Walking With Spiritual Purpose
To add insult to injury, I've unintentionally put my relationship with God on the back burner. I can fully admit that I let worldly things get in the way of my relationship with Him; I'll spend more time reading Instagram captions rather than scriptures. I don't think that makes me a bad Christian; I think it just makes me human.
In times when I should have been nourishing my relationship with Christ and talking to Him, especially through my emotional trials, I decided to shut down. So over the past several months in those times of fear, anxiety, and confusion, I should have been listening to the Word and to Him.
A couple of weeks ago I was having trouble falling asleep, so I started to pray but a few minutes into it, my prayers fell silent. In my spirit I just felt the Lord say "Speak to Me, and you will hear Me. Stay in the Word, and you will feel My presence." No truer words could've come over me in that moment, when they were needed the most.

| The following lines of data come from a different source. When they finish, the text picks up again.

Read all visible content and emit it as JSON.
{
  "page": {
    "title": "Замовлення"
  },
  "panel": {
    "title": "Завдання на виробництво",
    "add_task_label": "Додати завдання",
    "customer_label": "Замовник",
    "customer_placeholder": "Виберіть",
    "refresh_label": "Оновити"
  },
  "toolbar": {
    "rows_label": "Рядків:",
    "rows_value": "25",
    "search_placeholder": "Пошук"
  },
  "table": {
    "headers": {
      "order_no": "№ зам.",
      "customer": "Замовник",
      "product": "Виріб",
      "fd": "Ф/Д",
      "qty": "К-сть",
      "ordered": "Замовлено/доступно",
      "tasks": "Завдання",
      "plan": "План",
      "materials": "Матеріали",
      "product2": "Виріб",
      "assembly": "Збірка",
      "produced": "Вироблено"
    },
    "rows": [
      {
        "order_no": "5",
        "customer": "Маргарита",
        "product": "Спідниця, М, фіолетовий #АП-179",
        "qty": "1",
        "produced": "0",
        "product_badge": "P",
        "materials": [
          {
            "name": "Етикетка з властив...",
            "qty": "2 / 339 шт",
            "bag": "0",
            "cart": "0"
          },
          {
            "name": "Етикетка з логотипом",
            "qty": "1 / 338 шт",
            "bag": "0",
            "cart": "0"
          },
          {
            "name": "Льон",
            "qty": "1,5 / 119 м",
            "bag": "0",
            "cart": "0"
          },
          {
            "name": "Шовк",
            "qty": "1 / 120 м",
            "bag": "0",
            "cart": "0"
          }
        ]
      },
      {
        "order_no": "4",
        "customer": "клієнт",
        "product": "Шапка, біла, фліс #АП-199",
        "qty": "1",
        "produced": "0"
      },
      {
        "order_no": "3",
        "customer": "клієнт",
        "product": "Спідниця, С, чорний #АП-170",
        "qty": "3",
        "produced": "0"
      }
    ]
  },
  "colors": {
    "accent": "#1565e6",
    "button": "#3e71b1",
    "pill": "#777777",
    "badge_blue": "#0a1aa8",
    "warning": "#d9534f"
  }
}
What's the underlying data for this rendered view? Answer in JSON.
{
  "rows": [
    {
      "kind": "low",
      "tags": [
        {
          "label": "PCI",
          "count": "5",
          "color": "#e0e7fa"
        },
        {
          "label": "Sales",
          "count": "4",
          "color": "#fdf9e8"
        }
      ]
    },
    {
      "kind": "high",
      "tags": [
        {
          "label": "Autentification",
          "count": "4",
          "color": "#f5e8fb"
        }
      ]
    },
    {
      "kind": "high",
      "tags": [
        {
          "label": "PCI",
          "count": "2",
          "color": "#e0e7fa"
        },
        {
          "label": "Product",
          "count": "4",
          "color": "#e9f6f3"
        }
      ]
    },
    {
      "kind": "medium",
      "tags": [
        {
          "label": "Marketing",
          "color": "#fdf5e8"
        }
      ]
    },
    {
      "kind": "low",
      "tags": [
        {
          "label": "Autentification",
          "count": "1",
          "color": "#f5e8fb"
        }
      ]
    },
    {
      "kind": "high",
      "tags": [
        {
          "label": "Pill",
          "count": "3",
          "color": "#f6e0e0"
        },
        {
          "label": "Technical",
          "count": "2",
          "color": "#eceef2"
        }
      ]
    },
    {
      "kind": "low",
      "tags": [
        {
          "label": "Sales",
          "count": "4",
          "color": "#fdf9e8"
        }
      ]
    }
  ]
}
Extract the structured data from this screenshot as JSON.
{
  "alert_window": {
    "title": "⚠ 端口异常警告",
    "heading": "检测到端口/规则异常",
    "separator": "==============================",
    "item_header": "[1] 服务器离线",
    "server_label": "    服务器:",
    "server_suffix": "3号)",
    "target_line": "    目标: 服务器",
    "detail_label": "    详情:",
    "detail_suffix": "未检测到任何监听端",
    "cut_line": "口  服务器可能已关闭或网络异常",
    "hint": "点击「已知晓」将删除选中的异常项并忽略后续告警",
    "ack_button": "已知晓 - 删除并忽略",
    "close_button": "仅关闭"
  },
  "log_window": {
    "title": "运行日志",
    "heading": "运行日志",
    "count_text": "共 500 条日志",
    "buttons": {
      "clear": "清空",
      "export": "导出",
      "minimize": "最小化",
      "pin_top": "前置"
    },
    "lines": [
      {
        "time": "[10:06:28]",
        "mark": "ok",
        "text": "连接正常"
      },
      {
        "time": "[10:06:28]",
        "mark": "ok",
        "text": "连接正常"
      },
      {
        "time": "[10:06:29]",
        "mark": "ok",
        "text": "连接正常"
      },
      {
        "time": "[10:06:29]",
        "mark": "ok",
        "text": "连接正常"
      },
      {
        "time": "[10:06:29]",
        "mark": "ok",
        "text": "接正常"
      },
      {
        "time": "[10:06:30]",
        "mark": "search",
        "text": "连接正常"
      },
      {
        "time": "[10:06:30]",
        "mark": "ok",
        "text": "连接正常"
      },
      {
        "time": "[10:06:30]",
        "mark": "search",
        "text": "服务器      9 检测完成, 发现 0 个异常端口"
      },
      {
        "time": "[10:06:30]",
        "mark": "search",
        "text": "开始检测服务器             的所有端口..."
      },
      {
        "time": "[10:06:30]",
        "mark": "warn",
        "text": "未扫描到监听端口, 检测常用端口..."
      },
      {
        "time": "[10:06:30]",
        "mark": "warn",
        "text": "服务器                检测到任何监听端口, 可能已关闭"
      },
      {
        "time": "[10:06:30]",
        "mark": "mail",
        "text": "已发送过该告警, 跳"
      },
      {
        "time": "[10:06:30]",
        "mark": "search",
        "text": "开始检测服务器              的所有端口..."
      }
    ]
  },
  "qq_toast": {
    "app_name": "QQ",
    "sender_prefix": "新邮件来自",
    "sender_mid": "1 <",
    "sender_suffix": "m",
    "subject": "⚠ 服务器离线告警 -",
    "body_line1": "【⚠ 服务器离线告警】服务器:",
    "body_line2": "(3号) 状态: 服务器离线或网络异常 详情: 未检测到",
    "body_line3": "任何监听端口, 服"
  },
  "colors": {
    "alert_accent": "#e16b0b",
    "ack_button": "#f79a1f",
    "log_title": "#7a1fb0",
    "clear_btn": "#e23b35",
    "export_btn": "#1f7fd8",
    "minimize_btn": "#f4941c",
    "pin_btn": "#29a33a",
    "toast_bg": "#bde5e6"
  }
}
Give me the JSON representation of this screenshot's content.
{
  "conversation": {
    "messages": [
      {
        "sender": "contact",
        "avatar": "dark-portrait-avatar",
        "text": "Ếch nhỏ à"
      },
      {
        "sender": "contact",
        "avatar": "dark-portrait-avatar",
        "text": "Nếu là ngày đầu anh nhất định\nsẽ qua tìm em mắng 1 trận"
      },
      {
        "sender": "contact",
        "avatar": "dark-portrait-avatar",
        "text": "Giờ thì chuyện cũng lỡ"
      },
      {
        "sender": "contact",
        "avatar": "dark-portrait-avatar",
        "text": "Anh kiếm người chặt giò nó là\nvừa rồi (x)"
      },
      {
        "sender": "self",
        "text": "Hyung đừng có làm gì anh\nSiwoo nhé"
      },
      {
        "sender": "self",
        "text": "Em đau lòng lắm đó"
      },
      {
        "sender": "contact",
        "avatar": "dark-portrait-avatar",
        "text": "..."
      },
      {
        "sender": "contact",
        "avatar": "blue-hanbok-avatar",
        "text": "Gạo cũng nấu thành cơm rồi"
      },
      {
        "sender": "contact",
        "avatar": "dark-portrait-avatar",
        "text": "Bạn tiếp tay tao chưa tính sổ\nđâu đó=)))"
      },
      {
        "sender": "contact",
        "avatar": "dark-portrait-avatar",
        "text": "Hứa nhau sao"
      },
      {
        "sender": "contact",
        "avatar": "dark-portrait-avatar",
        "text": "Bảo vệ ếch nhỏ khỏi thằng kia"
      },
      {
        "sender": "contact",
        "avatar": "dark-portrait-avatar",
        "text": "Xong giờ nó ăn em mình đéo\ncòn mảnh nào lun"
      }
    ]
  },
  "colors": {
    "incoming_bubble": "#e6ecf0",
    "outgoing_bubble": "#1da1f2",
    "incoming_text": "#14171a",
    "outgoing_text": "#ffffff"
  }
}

I want, and clearly need, to continuously nourish and build my relationship with Christ. In those moments when I unintentionally walk away, I can feel it, even if I don't recognize it right away.
POSTING WITH PURPOSE
I wanted to share all of this today because it might shed some light into what I've been going through lately. I'm not trying to say that the past few months have been bad because they haven't. It's just what I've been navigating through emotionally and mentally. For me, it's finding a balance to accomplish everything I want to, with what I can realistically take on at one time.
A few takeaways from the past few months- I need to be kinder and more patient with myself. The unknown doesn't have to be a bad or scary thing; it can bring the greatest chapters yet to come. As much as I want to do it all, have it all, plan it all- I can't and that's okay! I need to give the things I cannot control over to God, and have faith that He will lead me down a purposeful path.